MERVEILLE A SON AMIE.

25 novembre.

Ton silence m’afflige: serais-tu malade? a-t-on mis ton bras droit en écharpe après une chute d’âne, ou bien as-tu versé sur quelque route?

La vie des poupées, hélas! est soumise à toutes sortes d’événements, et aussi à une foule de caprices, ce qui, selon moi, est encore plus fâcheux.

Je suis déjà attachée à ma famille. Louise, qu’on appelle Loulouse, est une bonne petite fille, grande, svelte, gaie, franche; ses beaux yeux noirs et brillants disent toujours vrai, et sa jolie bouche ne les dément jamais. Loulouse m’aime et me le dit. Je lui en suis fort reconnaissante.

Comme je ne peux pas croire à ton indifférence, ma chère amie, je vais répondre aux questions que tu devrais déjà m’avoir faites.

M. et Mme Deville, les parents de Loulouse, passent l’hiver à la campagne depuis plusieurs années, non pour leur bon plaisir, mais pour venir en aide aux habitants du pays, que de mauvaises récoltes ont réduits pour la plupart à un état voisin de la misère. J’aime cela.

Dans cette famille, on connaît ses devoirs, on les accepte avec générosité.

Voilà donc de pauvres gens qui ne manqueront pas de secours et d’ouvrage pendant la mauvaise saison.

Nous sommes en Alsace, dans le Bas-Rhin, une des plus riches provinces de France. Louise m’assure qu’une fois le printemps venu, je verrai de belles forêts, des prairies, des châteaux en ruine, où nous irons faire la dînette. En attendant, elle m’étouffe dans des fourrures; heureusement que je suis de sang-froid et d’une forte constitution. J’ai une petite boule d’eau chaude dans mon lit pour prévenir les rhumes, qui sont, à en croire Louise, très-dangereux en Alsace.

La mère de ma petite mère est une aimable femme, qui aime tendrement son mari et ses enfants; sa mère est l’objet de toutes ses sollicitudes. Oh! cette grand’mère, il faut la voir au milieu de ses petits-enfants!

Elle les laisse grimper sur ses genoux; Georges l’embrasse, Louise lui tire les cheveux sous prétexte de la coiffer, Gustave se charge du tricot; les lunettes sont un ornement dont les trois enfants essayent tour à tour.
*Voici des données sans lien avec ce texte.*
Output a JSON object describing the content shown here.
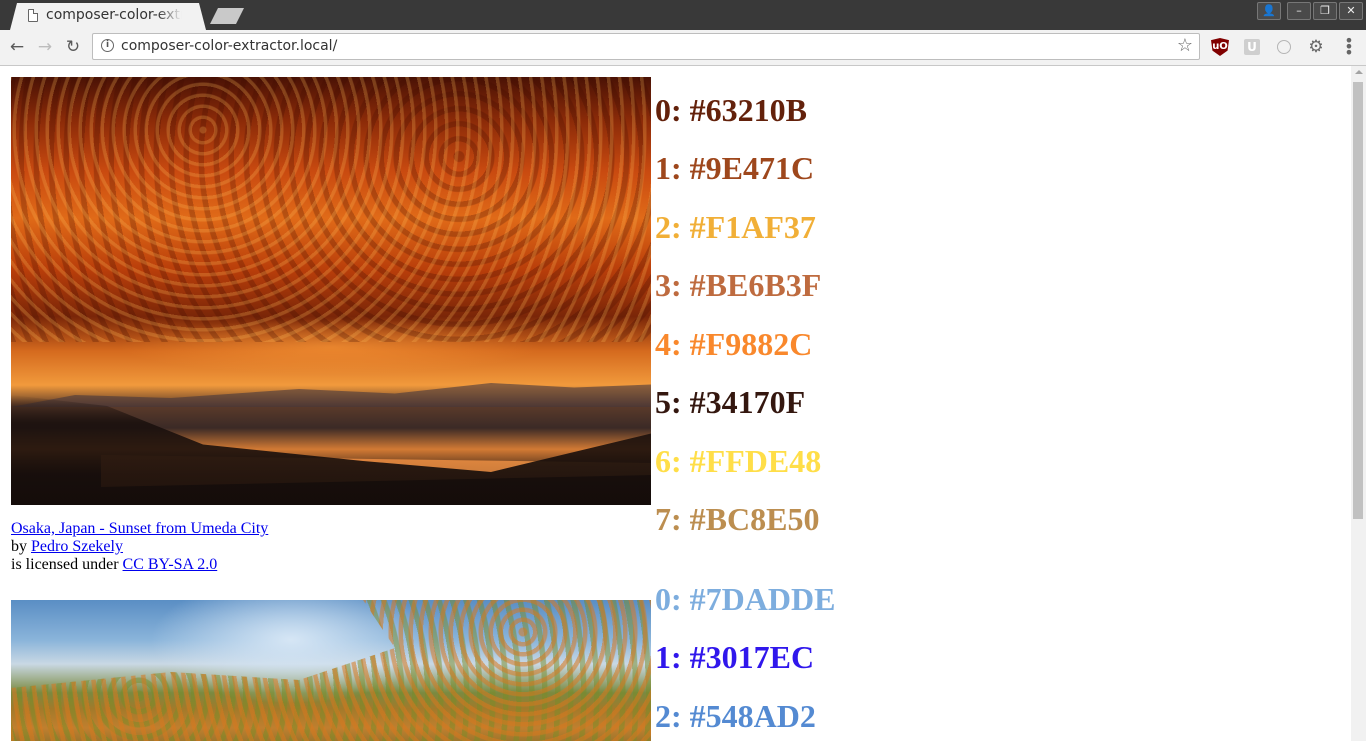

Cette chère bonne maman voudrait se fâcher quand Georges s’empare d’une certaine tabatière d’or, sa fidèle compagne; mais le lutin gagne son procès en prisant comme monsieur l’avocat général, et, au lieu de gronder, la grand’mère rit. La représentation se termine par une distribution de sucre d’orge. Oh! les grand’mères, c’est bon, même pour les poupées!

Le père de Louise me fait l’effet d’un savant; je dois convenir toutefois qu’il semble oublier toute sa science en notre présence. Il raconte des histoires, joue au loto le jeudi et le dimanche. C’est un homme simple et bon, qui ne dédaigne pas à l’occasion de dire un mot à une poupée. Il donne des conseils pour ma santé et mon éducation. Il n’éprouve pas le plus léger sentiment de jalousie pour la huitième merveille du monde.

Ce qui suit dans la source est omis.